Na prática, isso elimina uma das maiores irritações de quem usa assistentes de voz: ter que repetir o contexto toda vez. Se em uma conversa você mencionou uma restrição alimentar, um projeto em andamento ou uma data importante da família, o Gemini Live passa a se lembrar disso nas próximas interações. O objetivo é deixar o diálogo mais fluido e útil, aproximando a experiência de falar com a IA da de conversar com alguém que realmente te conhece.
Além da memória das conversas, o Gemini Live também ganhou acesso a informações de apps conectados selecionados, ampliando o que o assistente consegue puxar para montar respostas mais personalizadas. A combinação dos dois recursos é o que diferencia um assistente genérico de um que entende a rotina de cada pessoa — e é exatamente nesse terreno que Google, OpenAI e outras empresas vêm travando sua disputa.

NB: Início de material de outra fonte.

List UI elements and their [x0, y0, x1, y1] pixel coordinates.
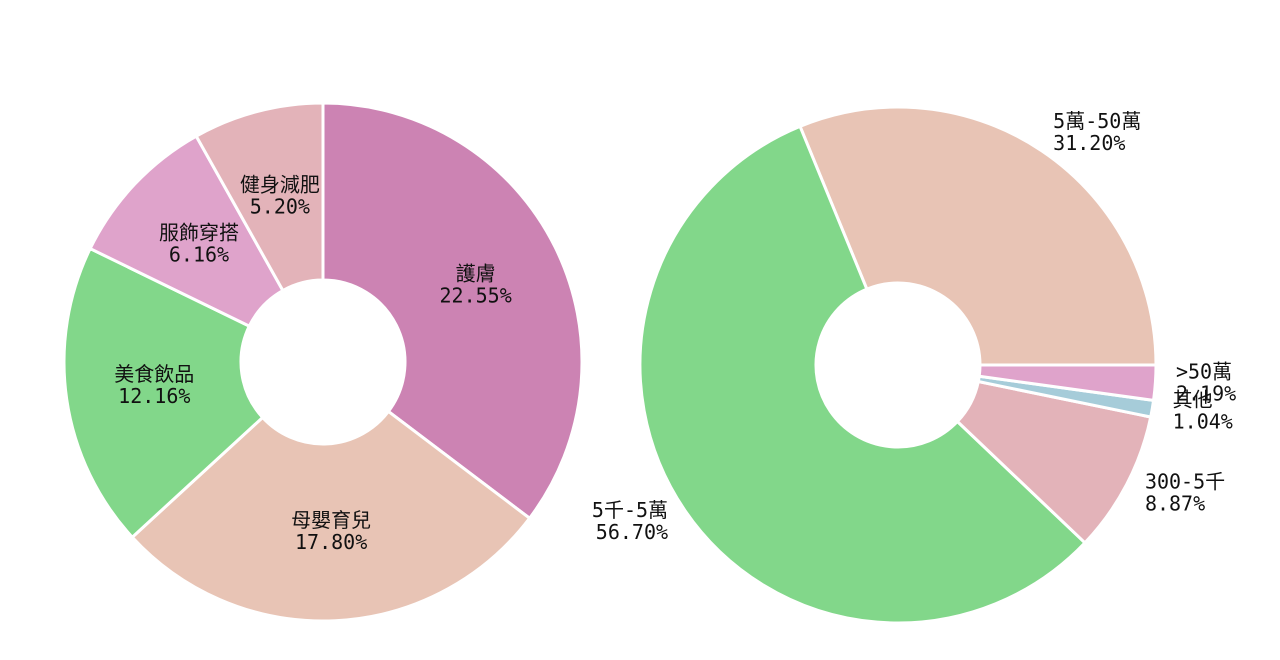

Há, porém, a ressalva de sempre para o público brasileiro: o acesso à Memória e aos Apps Conectados no Gemini Live foi liberado apenas nos Estados Unidos, sem data confirmada para outros países. Vale também o lembrete sobre privacidade — o recurso segue as mesmas permissões dos chats de texto, e quem não quiser que o assistente guarde esse histórico pode desativar a memória nas configurações. Quando o recurso chegar por aqui, deve tornar o Gemini bem mais conveniente no dia a dia de quem já usa o assistente no celular.